Leitungsortung

Molch-Einschwemm-Verfahren


Das Molch-Einschwemm-Verfahren dient zur Ortung von nichtmetallischen Leitungen wie PE, PVC oder AZ. Leitungen aus solchen Materialien lassen sich mit herkömmlichen elektromagnetischen Ortungsverfahren nicht orten. Beim Molch-Einschwemm-Verfahren wird über eine Anbohrschelle oder einen anderen Zugang (Flansch, Entlüftungsventil, Bypass und ähnliches), unter Druck, ein Zugmolch in die Leitung eingebracht. Durch die Fließbewegung des Wassers öffnet er sich wie ein Fallschirm und zieht durch eine druckfeste Schleuse ein Ortungskabel in die Leitung ein.
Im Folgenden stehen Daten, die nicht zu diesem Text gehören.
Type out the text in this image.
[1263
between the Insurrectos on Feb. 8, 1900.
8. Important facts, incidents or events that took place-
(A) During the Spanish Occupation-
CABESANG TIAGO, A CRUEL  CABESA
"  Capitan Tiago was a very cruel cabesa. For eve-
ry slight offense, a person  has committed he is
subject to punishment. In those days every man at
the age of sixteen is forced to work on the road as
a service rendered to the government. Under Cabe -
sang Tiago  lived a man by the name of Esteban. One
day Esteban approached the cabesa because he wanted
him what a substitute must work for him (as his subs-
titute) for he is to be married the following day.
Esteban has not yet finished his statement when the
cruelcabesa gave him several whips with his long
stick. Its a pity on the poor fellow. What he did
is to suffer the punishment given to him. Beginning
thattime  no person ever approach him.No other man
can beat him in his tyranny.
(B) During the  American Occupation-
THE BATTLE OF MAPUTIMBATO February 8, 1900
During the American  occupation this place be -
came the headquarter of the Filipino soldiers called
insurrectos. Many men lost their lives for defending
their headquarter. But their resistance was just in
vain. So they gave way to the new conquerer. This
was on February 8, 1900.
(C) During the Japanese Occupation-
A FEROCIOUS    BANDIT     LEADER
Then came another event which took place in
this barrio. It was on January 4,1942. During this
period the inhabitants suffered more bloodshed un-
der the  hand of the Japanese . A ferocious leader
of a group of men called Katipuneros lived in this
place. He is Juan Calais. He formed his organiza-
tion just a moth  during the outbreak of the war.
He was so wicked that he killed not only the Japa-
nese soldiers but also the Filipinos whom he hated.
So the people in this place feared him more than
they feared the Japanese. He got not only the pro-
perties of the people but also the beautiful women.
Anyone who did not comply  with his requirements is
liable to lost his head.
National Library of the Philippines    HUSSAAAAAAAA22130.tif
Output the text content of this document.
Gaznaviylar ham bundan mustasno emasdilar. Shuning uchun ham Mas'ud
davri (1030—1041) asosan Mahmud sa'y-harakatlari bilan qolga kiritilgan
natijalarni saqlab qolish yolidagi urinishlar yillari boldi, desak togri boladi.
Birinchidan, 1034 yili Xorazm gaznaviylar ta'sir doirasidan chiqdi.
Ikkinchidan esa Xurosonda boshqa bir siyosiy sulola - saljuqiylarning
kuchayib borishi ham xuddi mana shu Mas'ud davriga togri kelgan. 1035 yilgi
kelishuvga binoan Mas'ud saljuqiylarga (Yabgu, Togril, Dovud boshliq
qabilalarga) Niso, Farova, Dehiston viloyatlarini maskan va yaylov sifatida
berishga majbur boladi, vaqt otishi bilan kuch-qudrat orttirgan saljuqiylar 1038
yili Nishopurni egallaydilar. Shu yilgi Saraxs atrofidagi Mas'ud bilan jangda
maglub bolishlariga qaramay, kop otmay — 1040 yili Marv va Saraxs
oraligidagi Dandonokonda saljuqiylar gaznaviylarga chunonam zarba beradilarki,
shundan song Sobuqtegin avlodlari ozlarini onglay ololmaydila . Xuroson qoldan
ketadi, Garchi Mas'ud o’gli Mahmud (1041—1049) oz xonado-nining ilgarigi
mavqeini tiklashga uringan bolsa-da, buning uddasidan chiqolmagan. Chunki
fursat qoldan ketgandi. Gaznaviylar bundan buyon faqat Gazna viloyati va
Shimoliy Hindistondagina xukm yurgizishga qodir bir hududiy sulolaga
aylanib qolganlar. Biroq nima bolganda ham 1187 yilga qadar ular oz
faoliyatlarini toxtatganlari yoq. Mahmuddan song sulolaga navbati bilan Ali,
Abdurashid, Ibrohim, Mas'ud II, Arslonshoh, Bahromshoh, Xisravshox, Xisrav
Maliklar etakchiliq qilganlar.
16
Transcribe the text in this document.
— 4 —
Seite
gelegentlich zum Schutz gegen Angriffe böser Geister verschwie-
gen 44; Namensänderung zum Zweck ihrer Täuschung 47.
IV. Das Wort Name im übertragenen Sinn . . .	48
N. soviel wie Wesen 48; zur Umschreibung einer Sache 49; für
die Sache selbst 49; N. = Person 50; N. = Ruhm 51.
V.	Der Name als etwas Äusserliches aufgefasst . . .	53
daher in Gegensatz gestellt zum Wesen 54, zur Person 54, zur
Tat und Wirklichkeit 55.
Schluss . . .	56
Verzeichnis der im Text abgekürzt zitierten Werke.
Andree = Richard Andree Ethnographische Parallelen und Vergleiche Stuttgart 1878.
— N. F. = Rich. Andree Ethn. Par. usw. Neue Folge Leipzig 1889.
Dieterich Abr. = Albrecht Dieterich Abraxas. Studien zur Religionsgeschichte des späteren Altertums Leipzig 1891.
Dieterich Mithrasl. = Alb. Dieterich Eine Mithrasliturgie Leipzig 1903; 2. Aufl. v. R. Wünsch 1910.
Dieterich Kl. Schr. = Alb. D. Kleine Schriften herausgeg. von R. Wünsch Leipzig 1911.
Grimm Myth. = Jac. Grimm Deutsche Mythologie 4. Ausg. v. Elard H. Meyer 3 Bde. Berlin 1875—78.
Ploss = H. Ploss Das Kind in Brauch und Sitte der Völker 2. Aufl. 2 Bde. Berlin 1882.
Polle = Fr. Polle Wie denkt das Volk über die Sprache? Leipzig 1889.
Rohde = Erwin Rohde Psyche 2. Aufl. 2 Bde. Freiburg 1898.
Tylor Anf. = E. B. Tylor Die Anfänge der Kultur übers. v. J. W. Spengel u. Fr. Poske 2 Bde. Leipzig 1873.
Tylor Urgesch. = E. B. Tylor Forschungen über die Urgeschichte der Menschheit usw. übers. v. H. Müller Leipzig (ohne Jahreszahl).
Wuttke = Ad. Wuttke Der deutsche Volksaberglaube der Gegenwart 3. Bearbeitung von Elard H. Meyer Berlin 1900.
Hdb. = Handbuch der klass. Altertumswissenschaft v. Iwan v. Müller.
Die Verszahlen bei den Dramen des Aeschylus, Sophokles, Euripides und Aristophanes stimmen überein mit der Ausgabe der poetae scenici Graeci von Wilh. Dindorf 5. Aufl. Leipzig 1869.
Wenn die gewünschte Weite erreicht ist, wird durch einen Auslösemechanismus der Schirm umgestülpt. Das Kabel und der Schirm werden nach der Ortung mühelos zurückgezogen. Er verschwindet wieder im Führungsschlauch und kann durch die Schleuse im normalen Betriebszustand unter Druck aus der Leitung entnommen werden. Während der Ortung können Sedimente oder Inkrustationen abgelöst werden, daher kann es notwendig sein, nach der Molchortung die Leitung entsprechend den Betriebsvorschriften zu spülen.